Enquanto que, até então, para ir de São João até um “grande” centro, como Vila Rica, na época, capital de Minas Gerais, ou vice-versa, gastavam-se muitos dias ou mesmo semanas de uma penosa e arriscada viagem a pé ou por tração animal, agora, quase que miraculosamente, a localidade encontrava-se a um dia de viagem do Rio de Janeiro, que era nada menos do que a capital do Império do Brasil! E com uma enorme diferença: agora viajava-se praticamente sem esforço ou perigo algum, de forma relativamente cômoda e barata, e podendo levar praticamente a quantidade de bagagens e cargas que se quisesse!

Dizem alguns respeitáveis autores – como Edmundo Siqueira em 1938 e, talvez guiado por ele, também José de Castro Azevedo – que a inauguração da linha férrea até São João teria ocorrido num dia não especificado de dezembro de 1880. Entretanto, já encontramos fontes bastante fidedignas, como jornais contemporâneos, informando que o trecho são-joanense da ferrovia foi inaugurado alguns meses antes disso, mais precisamente numa quinta-feira, 24 de junho de 1880, e somente quatro dias após a inauguração, no domingo prévio, do trecho anterior, de Bicas até Roça Grande. Portanto, coincidentemente (ou não), a profunda e radical mudança sofrida pela Cidade Garbosa, com a inauguração de sua ferrovia, deu-se num dia de São João, ainda que, neste caso, tenha sido o Batista, e não o Nepomuceno…

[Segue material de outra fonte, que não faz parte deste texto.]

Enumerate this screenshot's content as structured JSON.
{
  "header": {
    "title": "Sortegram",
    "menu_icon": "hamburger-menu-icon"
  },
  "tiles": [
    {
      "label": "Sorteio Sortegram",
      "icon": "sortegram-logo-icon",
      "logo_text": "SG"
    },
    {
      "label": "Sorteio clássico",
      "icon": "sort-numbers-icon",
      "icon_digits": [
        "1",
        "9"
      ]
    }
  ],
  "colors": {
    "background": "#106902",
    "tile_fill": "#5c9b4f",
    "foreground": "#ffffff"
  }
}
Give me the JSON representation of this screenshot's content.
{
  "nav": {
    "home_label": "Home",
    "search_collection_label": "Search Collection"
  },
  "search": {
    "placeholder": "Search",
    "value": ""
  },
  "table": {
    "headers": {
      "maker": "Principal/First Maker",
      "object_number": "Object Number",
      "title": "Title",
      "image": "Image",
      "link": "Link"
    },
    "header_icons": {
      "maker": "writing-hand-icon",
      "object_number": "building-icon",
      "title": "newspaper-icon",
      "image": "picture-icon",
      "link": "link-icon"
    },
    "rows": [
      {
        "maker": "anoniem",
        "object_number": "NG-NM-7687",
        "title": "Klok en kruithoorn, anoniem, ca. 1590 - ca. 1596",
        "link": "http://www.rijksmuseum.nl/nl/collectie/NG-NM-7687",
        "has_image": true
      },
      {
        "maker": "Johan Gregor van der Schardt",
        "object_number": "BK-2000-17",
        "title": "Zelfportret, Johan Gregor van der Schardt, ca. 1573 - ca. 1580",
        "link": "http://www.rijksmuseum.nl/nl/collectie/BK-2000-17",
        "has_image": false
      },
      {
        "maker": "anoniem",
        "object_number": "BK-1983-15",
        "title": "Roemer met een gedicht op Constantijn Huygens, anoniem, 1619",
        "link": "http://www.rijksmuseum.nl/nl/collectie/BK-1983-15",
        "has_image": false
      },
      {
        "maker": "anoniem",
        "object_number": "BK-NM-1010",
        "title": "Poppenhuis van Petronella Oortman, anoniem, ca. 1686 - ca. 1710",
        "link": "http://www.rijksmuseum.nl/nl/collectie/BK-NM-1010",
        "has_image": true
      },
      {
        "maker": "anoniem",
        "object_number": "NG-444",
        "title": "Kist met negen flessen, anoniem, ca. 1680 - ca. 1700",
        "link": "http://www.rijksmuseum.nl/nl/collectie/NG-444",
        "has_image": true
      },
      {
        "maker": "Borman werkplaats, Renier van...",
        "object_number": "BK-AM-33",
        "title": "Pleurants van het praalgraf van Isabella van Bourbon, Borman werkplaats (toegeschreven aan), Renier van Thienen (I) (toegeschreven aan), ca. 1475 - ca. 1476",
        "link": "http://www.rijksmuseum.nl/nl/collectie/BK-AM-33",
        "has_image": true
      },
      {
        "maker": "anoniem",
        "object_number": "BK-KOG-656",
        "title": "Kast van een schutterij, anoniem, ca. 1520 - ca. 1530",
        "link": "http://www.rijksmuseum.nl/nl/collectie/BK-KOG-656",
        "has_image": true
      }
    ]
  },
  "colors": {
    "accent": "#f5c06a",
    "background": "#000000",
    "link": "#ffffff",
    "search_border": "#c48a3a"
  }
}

Na verdade, tudo isso naturalmente não aconteceu por milagre, mas foi o ponto culminante de uma verdadeira epopeia regional, associada à idealização e construção da via férrea, iniciada alguns anos antes. Um dos primeiros marcos desse seminal empreendimento foi a fundação da Estrada de Ferro União Mineira – EFUM –, em 1876, que congregava, com seus cerca de 300 acionistas, a elite cafeeira e agroexportadora da Zona da Mata mineira. Com a nova estrada de ferro passando por nossa região, os fazendeiros daqui conseguiram escoar sua produção, conectando-a com uma estrada de ferro nacional, a Pedro II e, desta forma, também ao porto do Rio de Janeiro.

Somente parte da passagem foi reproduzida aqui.